Core Concepts
Sharp, nonasymptotic bounds are obtained for the relative entropy between the distributions of sampling with and without replacement from an urn with balls of c ≥ 2 colors. The bounds depend on the number of balls of each color in the urn.
Abstract
The content presents a study of the relationship between sampling with and without replacement from an urn containing n balls of c ≥ 2 different colors.
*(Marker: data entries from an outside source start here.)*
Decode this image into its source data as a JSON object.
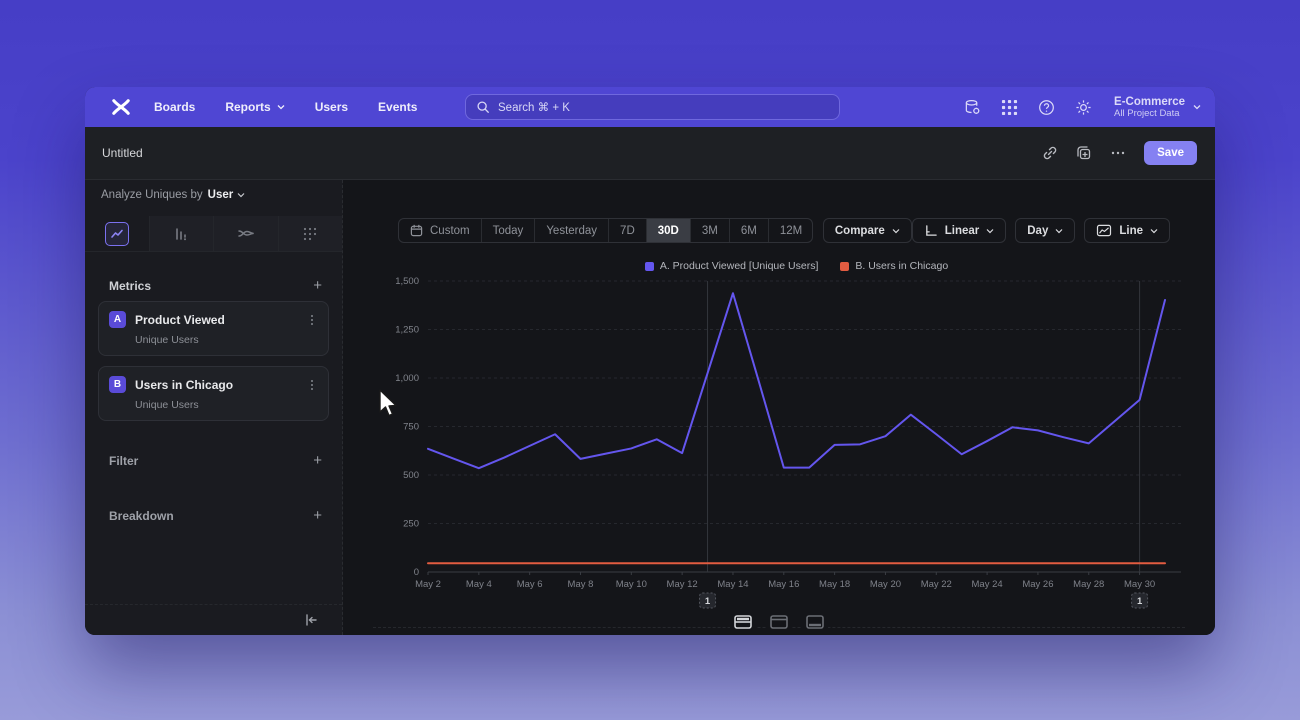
{
  "app": {
    "name": "Mixpanel Insights"
  },
  "nav": {
    "items": [
      "Boards",
      "Reports",
      "Users",
      "Events"
    ],
    "search_placeholder": "Search  ⌘ + K",
    "project_name": "E-Commerce",
    "project_subtitle": "All Project Data"
  },
  "titlebar": {
    "title": "Untitled",
    "save_label": "Save"
  },
  "sidebar": {
    "analyze_prefix": "Analyze Uniques by",
    "analyze_value": "User",
    "metrics_header": "Metrics",
    "metrics": [
      {
        "badge": "A",
        "title": "Product Viewed",
        "subtitle": "Unique Users"
      },
      {
        "badge": "B",
        "title": "Users in Chicago",
        "subtitle": "Unique Users"
      }
    ],
    "filter_label": "Filter",
    "breakdown_label": "Breakdown"
  },
  "controls": {
    "ranges": [
      "Custom",
      "Today",
      "Yesterday",
      "7D",
      "30D",
      "3M",
      "6M",
      "12M"
    ],
    "selected_range": "30D",
    "compare_label": "Compare",
    "scale_label": "Linear",
    "interval_label": "Day",
    "chart_type_label": "Line"
  },
  "chart_data": {
    "type": "line",
    "x": [
      "May 2",
      "May 3",
      "May 4",
      "May 5",
      "May 6",
      "May 7",
      "May 8",
      "May 9",
      "May 10",
      "May 11",
      "May 12",
      "May 13",
      "May 14",
      "May 15",
      "May 16",
      "May 17",
      "May 18",
      "May 19",
      "May 20",
      "May 21",
      "May 22",
      "May 23",
      "May 24",
      "May 25",
      "May 26",
      "May 27",
      "May 28",
      "May 29",
      "May 30",
      "May 31"
    ],
    "x_tick_every": 2,
    "ylim": [
      0,
      1500
    ],
    "yticks": [
      0,
      250,
      500,
      750,
      1000,
      1250,
      1500
    ],
    "ytick_labels": [
      "0",
      "250",
      "500",
      "750",
      "1,000",
      "1,250",
      "1,500"
    ],
    "grid": "horizontal-dashed",
    "legend_position": "top-center",
    "series": [
      {
        "name": "A. Product Viewed [Unique Users]",
        "color": "#6456ee",
        "values": [
          635,
          585,
          535,
          590,
          650,
          710,
          583,
          610,
          637,
          684,
          613,
          1025,
          1437,
          990,
          538,
          538,
          655,
          658,
          700,
          811,
          710,
          607,
          675,
          746,
          730,
          695,
          663,
          775,
          887,
          1402
        ]
      },
      {
        "name": "B. Users in Chicago",
        "color": "#e25c41",
        "values": [
          45,
          45,
          45,
          45,
          45,
          45,
          45,
          45,
          45,
          45,
          45,
          45,
          45,
          45,
          45,
          45,
          45,
          45,
          45,
          45,
          45,
          45,
          45,
          45,
          45,
          45,
          45,
          45,
          45,
          45
        ]
      }
    ],
    "annotations": [
      {
        "label": "1",
        "x": "May 13",
        "index": 11
      },
      {
        "label": "1",
        "x": "May 30",
        "index": 28
      }
    ]
  }
}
The authors derive sharp, nonasymptotic bounds on the relative entropy (Kullback-Leibler divergence) between the distributions of sampling with and without replacement.
Key highlights:
The relative entropy D(n, k, ℓ) is bounded above by an expression that depends on the number of balls of each color ℓ = (ℓ1, ℓ2, ..., ℓc) in the urn.
The first term of the bound matches the asymptotic expression obtained in prior work, showing that the new bound is a nonasymptotic version of the earlier result.
The dependence on ℓ is via two quantities Σ1(n, c, ℓ) and Σ2(n, c, ℓ), which are bounded in 'balanced' cases but can grow large in 'unbalanced' cases.
An alternative bound is provided for the c = 2 case, which outperforms the earlier uniform bounds across a wide range of parameter values.
The connection between finite de Finetti theorems and sampling bounds is explored, leading to a sharp finite de Finetti bound.
Stats
The following sentences contain key metrics or figures:
The relative entropy D(n, k, ℓ) between H and B satisfies:
D(n, k, ℓ) ≤ (c-1)/2 * log(n/(n-k)) - k/(n-1) + k(2n+1)/(12n(n-1)(n-k)) * Σ1(n, c, ℓ) + 1/360 * (1/(n-k)^3 - 1/n^3) * Σ2(n, c, ℓ).
For c = 2 and ℓ ≤ n/2, D(n, k, (ℓ, n-ℓ)) ≤ ℓ * [1 - k/n * log(1-k/n) + k/n - k/(2n(n-1))] + kℓ/(n-1)(n-ℓ)(n-k) - k(k-1)/(2n(n-1)ℓ(ℓ-1)) * log(ℓ/(ℓ-1)) - k(k-1)(k-2)/(6n(n-1)(n-2)ℓ(ℓ-1)(ℓ-2)) * log((ℓ-1)^2/(ℓ(ℓ-2))).